Amar demasiado

O amor é inesgotável como o mar. Dizem-nos isto desde a mais remota infância; metade da população mundial, independentemente de credos ou estatutos, é educada nesta ideologia do amor total, da entrega à felicidade alheia, da dedicação a fundo perdido.   

A literatura contrária a esta ideologia, liderada pela Sereiazinha de Hans Christian Andersen, que se transforma em mulher através da dor física (as pernas que lhe permitem andar doem-lhe a cada passo como punhais) e do sacrifício do seu melhor dom – a voz – apenas tem servido para reforçar esta mensagem: antes acabar desfeita em espuma na areia do que desistir da glória do amor. 

A outra metade da população é educada para a vitória concreta do eu e dos seus impulsos acima de todas as coisas e de todos os seres:  «O homem fez-se para lutar, para guerrear!», como exclama o Soldado Salvador em Non, ou a Vã Glória de Mandar de Manoel de Oliveira. As guerras perdidas – e todas o são, com o seu cortejo de mortos e torturados – não conseguiram anular esta ideologia, em vigor desde a madrugada da espécie humana. 

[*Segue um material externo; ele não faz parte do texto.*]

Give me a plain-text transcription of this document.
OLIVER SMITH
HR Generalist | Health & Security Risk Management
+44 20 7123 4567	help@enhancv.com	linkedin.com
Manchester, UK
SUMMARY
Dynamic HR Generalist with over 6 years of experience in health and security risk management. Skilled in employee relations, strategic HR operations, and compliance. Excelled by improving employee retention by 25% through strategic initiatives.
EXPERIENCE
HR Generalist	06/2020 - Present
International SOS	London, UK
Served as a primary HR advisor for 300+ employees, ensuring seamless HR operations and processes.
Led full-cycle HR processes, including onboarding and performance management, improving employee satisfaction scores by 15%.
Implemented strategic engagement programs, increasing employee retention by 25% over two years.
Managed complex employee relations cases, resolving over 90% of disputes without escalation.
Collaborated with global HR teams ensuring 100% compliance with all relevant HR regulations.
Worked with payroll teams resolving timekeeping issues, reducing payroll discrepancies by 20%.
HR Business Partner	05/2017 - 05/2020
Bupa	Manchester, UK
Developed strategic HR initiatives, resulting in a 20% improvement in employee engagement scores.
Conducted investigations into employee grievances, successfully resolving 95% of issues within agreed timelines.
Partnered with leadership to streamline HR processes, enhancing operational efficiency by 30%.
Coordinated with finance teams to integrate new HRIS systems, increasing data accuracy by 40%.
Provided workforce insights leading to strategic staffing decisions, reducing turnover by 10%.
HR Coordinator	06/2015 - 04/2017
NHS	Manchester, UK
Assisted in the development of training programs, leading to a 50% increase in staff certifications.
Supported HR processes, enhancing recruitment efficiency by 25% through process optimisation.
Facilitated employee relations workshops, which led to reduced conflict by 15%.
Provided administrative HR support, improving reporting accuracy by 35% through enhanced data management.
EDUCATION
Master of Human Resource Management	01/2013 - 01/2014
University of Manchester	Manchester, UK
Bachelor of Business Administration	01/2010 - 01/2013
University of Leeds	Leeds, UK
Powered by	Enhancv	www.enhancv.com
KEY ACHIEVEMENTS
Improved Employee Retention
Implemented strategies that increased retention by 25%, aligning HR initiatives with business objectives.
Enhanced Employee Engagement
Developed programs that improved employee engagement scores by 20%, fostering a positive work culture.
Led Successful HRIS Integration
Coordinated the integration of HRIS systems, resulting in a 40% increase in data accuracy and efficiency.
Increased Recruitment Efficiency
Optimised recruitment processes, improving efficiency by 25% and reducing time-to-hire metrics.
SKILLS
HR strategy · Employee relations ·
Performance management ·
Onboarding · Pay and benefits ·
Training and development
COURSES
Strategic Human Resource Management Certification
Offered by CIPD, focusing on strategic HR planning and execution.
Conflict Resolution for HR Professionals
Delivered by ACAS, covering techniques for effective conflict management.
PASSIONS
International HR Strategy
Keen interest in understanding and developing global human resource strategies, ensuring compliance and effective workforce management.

O embate entre estas ideologias extremas criou o universo em que vivemos, apesar da racionalidade moderadora das leis que, nos últimos séculos e numa parte do mundo, têm tentado torná-lo menos sangrento. 

Não há lei que nos salve do que nos foi ensinado na infância, e as infâncias repetem-se, entre fadas ciumentas, sereias abnegadas, soldadinhos de chumbo e super-heróis destinados a trocar o amor em Ítaca pela aventura da conquista.  

André Téchiné fez um filme, que acaba de estrear em Portugal, sobre esta questão central e eterna: O Homem Demasiado Amado.

O ponto de partida é a história real de uma herdeira francesa desaparecida em 1977 depois de trair a mãe, desapossando-a do Casino que possuía, por influência do ex-advogado dela, pelo qual se apaixona perdidamente. 

O mistério sobre o destino da jovem mantém-se até hoje, tendo o advogado sido condenado a 20 anos de prisão em 2014, no último de vários julgamentos sobre o processo.

Mas o enredo é apenas um pretexto para reflectir sobre o tema do amor excessivo, tão excessivo e arrogante que se alimenta do próprio desamor. 

Este homem faz-se amar através de uma disponibilidade de provedor – ele está ali, atencioso, para orientar os negócios da mãe e da filha, para servir de motorista e companheiro – e de uma negação firme da palavra amor. 

Tem uma família que é o seu escudo e várias amantes às quais não mente; essa verdade fria é o seu alibi ético e o seu isco: todas se sentem desafiadas pela couraça sentimental daquele homem, e ele gere esse desafio com mestria. 

É o contemporâneo homem sem qualidades em todo o seu esplendor de mediocridade tácita. Há uma cena em que o sedutor conta à jovem herdeira apaixonada que teve de enterrar o irmão sozinho, porque os pais, ausentes, limitaram-se a enviar-lhe dinheiro. Ela abraça-o e reforça a sua necessidade de o 'salvar'. Os homens são educados para guerrear e as mulheres para os salvar. 

Há muito tempo que não via um filme tão completo: a reflexão sobre o amor equívoco e os curto-circuitos da ambição estende-se à perturbante e perturbada relação entre a mãe e a filha (Catherine Deneuve e Adèle Haenel, ambas prodigiosas). 

Vale a pena ir ao cinema para ver, em absoluta concentração e ecrã gigante, os filmes de Techiné ou de Lars Von Trier – o autor do brilhante  Ninfomaníaca que a nossa imprensa pornográfica classificou esta semana como pornografia. 

A arte é um relâmpago iluminando o escuro, ou não é nada.